Supreme Court to examine Texas redistricting

ByABC News
January 5, 2012, 8:10 PM

WASHINGTON -- As the election season intensifies, the Supreme Court will hear a dispute Monday involving the fairness of new voting districts drawn by the Texas Legislature.

The case arises as several challenges from other states and localities have been made against the landmark 1965 Voting Rights Act. Advocates on both sides are watching the Texas case for signals from the court on whether a decades-old provision intended to ensure equality at the polls should stand.

In Texas, a San Antonio-based federal court blocked the Legislature's voting-district maps, saying they could not be used until officials had ensured, based on the 1965 law, that they didn't harm the interests of Hispanics and blacks.

Texas contends the lower court judges wrongly drew a new, interim plan for state House and Senate districts and Texas' 36-member U.S. House of Representatives. State lawyers say the judges should have deferred to the legislative plan even though it had not been cleared under Section 5 of the Voting Rights Act.

That section, covering nine mostly Southern states and scores of smaller jurisdictions elsewhere with a history of racial discrimination, requires the localities to show in advance that new maps or other changes would not undermine minorities' voting rights.

Though Texas only implicitly challenges that section, several direct attacks to the constitutionality of Section 5 are simmering, including one from Shelby County, Ala., to be heard by a federal court in Washington this month.

At the Supreme Court, the looming constitutional question "will be the 800-pound gorilla in the room," says Professor Richard Hasen, an election law expert at the University of California-Irvine. Hasen observes that because of other cases in the pipeline, the justices are likely to "sooner rather than later" rule on the constitutionality of Section 5's pre-clearance rule.

It's an issue that can determine the fate of voting districts, as well as voter identification rules and any new election procedures. It could also make a difference not just in who casts a ballot but who wins an election.

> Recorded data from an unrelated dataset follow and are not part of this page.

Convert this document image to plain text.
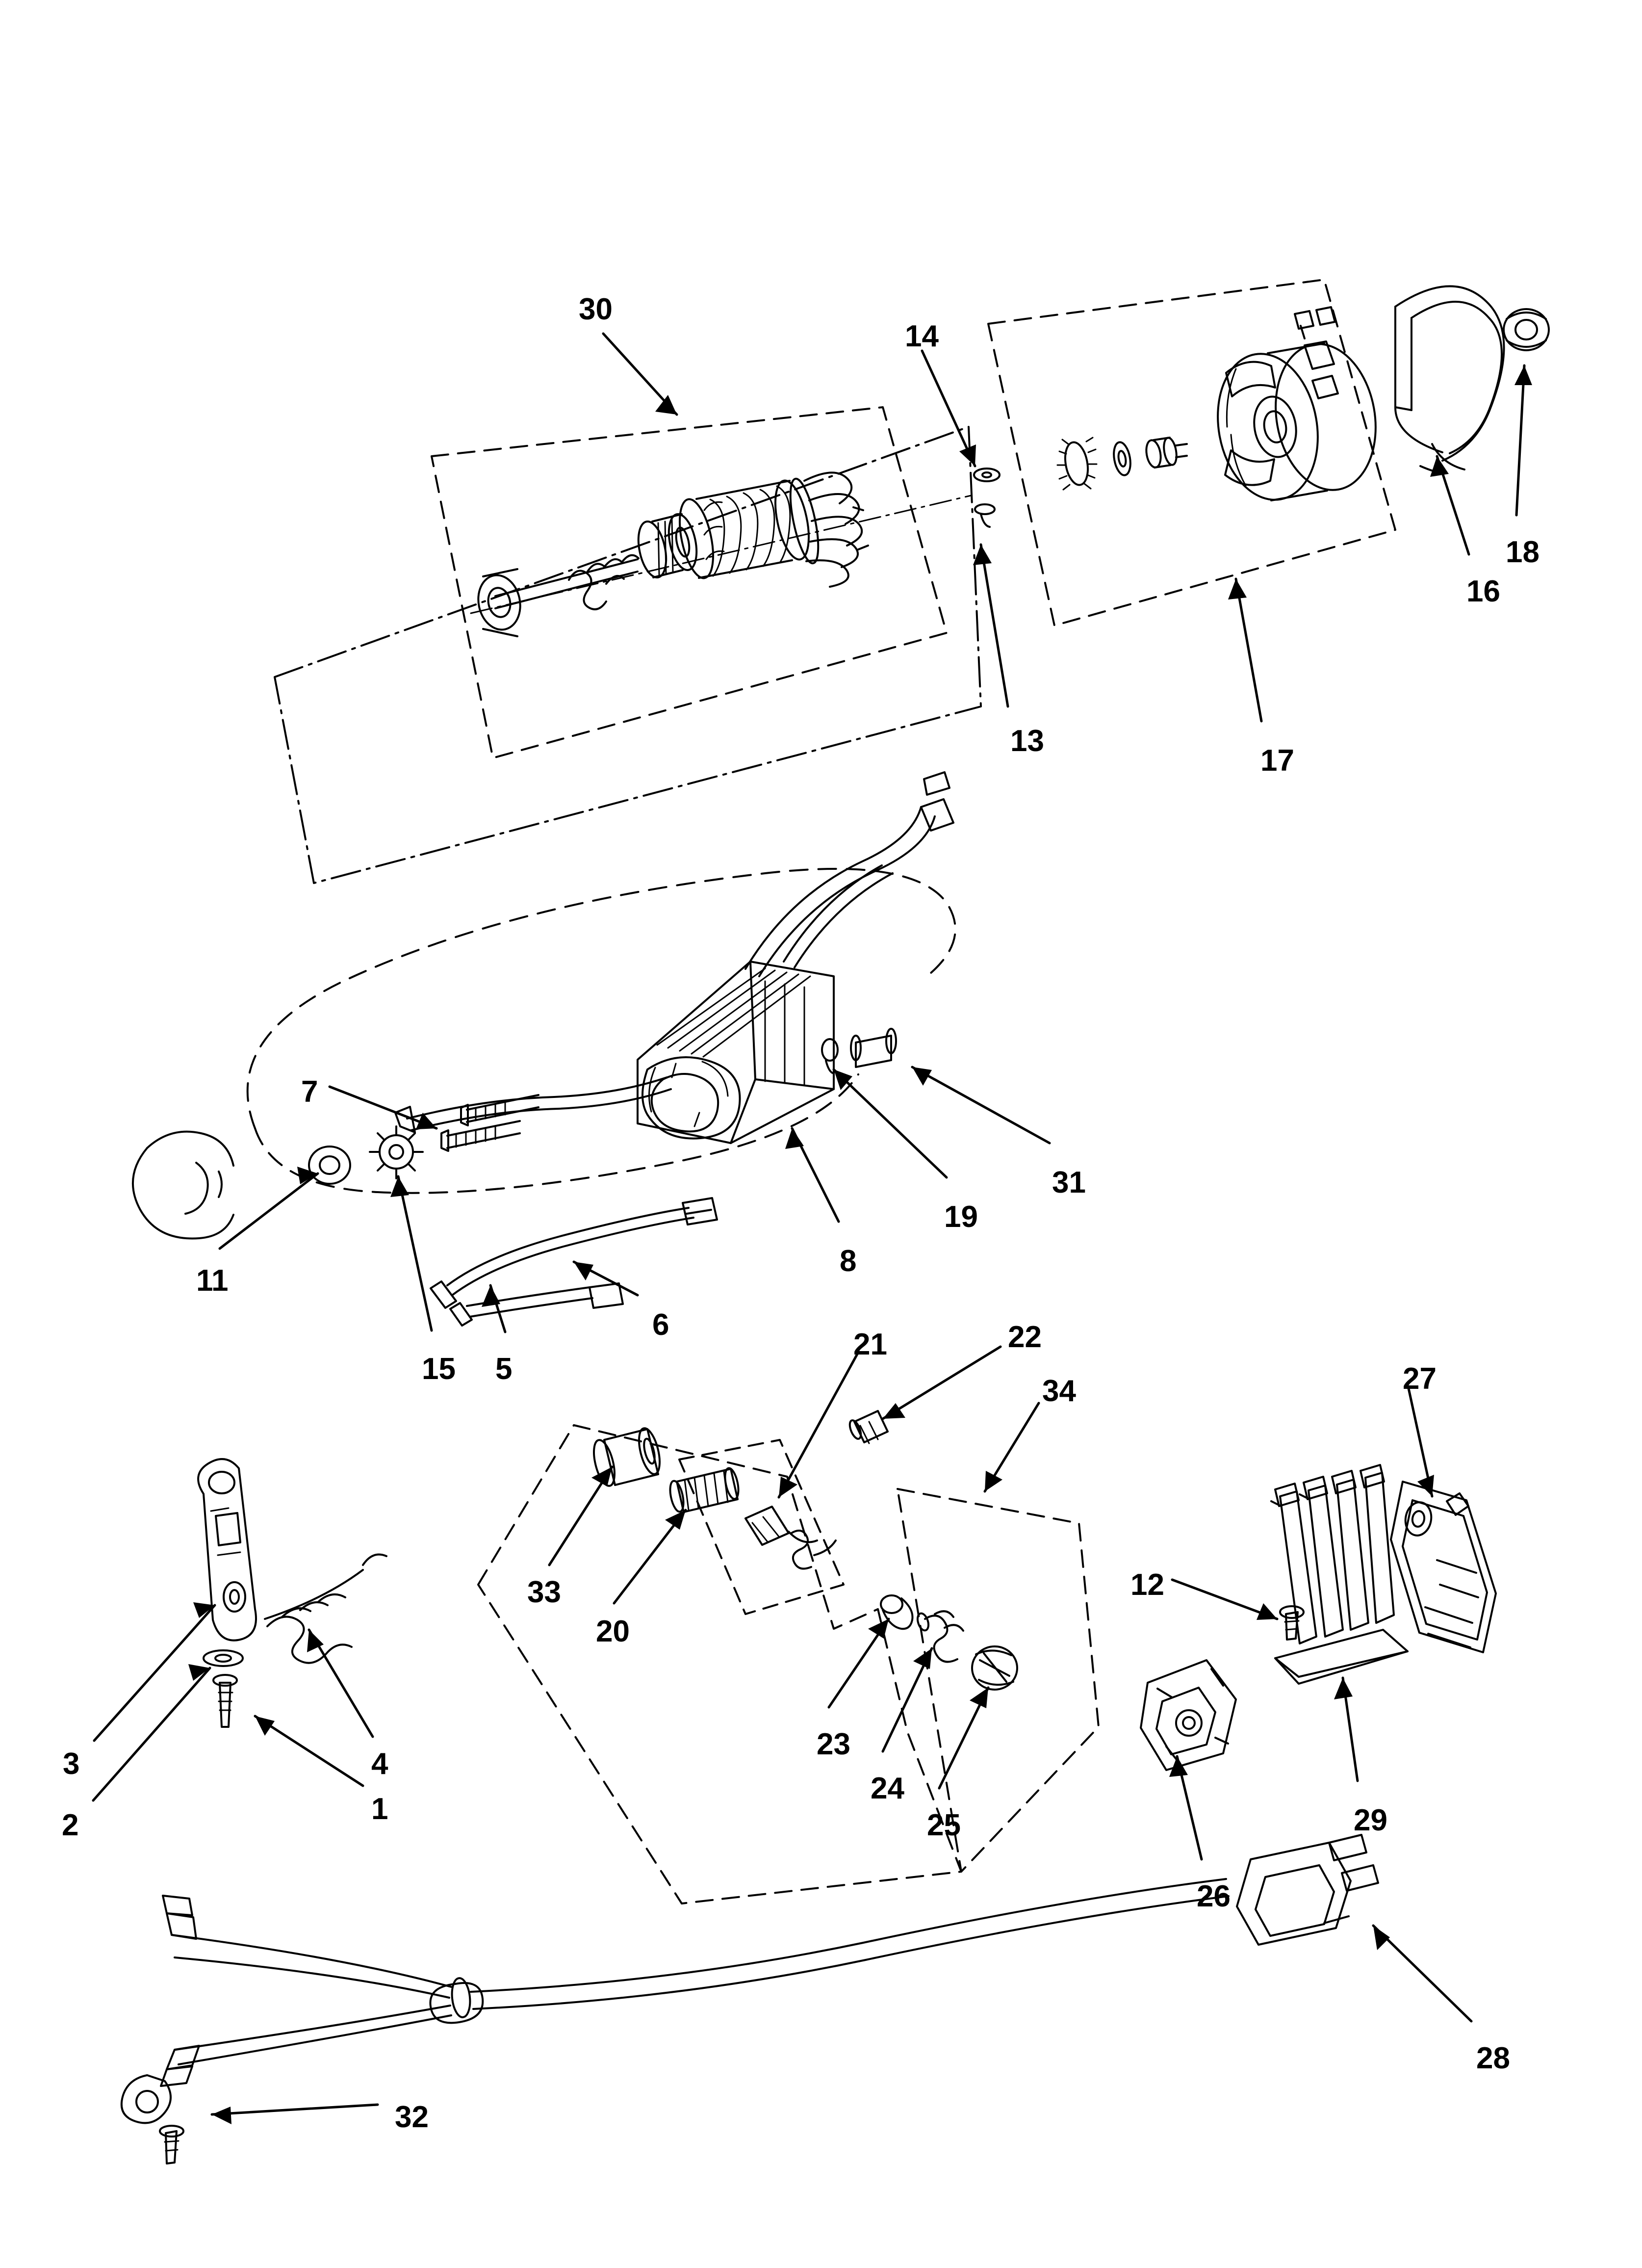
1
2
3	4
5
6
7
8
11
12
13
14
15
16
17
18
19
20
21	22
23
24
25
26
27
28
29
30
31
32
33
34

The justices put the case on a fast track because of scheduled primary elections this spring. The Texas primary already has been delayed from March 6 to April 3 because of the litigation.

In 2009, when the justices last took up the Voting Rights Act, Chief Justice Roberts said the "pre-clearance" rule intrudes on states and suggested it may no longer be necessary because "things have changed in the South." Yet in 2009, Roberts and the court majority did not rule on the constitutionality of Section 5 because the Texas utility district that challenged the law was exempt under a "bailout" provision.

The latest Texas dispute arises from growth in the state, particularly among Latinos, as documented by the 2010 Census. From 2000 to 2010, population rose by more than 4 million people, to 25 million. Hispanic population rose by about 2.8 million, the black population by about 523,000, and white population by about 465,000.